As I readied myself for my bike ride, a nagging sense of (Jewish) guilt came over me. I should really be going to shul I said to myself - however, knowing this kind of biking weather in late July rarely appears, I continued my preparation and began thinking about what I could do to experience both things - the meaning I would gain from being in shul with my community and the joy I would experience being out in nature, on my bike and alone with my thoughts and with God. I began to think about what Reb Nachman of Breslov might have to say about this and promised myself I would review some of his writings.
It turns out I experienced probably the best bike ride I have had all season and I do believe my intentionality, my sense of wonder, reflection and delight in what I was experiencing all around me - the bright sun, the growing corn in the farms in Beltsville, the birds and deer I saw in the Patuxent Wildlife Preserve and all the verdant trees and flowering shrubs along my route made me feel more connected, to myself, to the natural world and to God.

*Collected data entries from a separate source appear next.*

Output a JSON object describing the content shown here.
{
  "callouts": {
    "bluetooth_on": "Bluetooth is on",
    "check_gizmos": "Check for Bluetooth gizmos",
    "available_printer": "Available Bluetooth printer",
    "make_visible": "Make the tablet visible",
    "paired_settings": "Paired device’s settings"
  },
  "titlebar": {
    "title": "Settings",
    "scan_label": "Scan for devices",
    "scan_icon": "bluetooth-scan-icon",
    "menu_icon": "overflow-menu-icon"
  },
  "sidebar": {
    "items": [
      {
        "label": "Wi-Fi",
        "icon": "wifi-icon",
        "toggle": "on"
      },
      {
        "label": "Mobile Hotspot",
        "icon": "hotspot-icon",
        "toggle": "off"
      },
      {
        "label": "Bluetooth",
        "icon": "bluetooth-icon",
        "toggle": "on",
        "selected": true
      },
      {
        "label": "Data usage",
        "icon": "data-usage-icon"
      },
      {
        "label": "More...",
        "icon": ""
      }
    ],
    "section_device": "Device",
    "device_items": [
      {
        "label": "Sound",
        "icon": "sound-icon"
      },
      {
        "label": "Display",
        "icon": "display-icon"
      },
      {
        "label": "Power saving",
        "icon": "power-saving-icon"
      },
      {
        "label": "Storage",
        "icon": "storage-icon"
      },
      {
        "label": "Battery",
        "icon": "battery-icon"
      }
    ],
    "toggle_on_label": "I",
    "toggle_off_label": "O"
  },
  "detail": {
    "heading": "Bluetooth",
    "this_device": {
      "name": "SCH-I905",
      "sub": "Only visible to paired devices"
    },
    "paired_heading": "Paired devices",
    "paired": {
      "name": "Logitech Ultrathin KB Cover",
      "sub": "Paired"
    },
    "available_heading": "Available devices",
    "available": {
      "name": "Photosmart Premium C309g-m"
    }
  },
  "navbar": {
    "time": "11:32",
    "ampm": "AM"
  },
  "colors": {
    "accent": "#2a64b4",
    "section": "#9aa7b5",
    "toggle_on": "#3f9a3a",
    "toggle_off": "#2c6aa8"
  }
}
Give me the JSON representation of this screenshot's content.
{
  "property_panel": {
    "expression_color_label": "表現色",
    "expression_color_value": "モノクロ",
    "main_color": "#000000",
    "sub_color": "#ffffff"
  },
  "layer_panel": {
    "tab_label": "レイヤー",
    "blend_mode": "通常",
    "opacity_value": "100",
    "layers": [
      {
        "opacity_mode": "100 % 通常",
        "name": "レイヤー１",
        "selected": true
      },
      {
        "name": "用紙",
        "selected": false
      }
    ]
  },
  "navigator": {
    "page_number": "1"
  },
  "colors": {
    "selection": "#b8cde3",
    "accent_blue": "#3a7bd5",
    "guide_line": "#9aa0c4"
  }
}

It turns out Reb Nachman had quite a bit to say about praying in nature. One of his prayers states, “Grant me the ability to be alone; may it be my custom to go outdoors each day among the trees and grass - among all growing things and there may I be alone, and enter into prayer, to talk with the One to whom I belong. May I express there everything in my heart, and may all the foliage of the field - all grasses, trees, and plants - awake at my coming, to send the powers of their life into the words of my prayer so that my prayer and speech are made whole through the life and spirit of all growing things, which are made as one by their transcendent Source.”
While I am not advocating to only pray in nature and never join in our communal prayer opportunities - I am inviting you to find unique and meaningful ways to spiritually prepare and ready yourself for the Days of Awe and throughout the year. As Rabbi Abraham Joshua Heschel said, “our goal should be to live life in radical amazement…. To be spiritual is to be amazed.”
Wishing the entire Mishkan Torah family and potential members meaning leading up to the High Holidays 5782. May you and yours be blessed with good health, peace and spiritual amazement!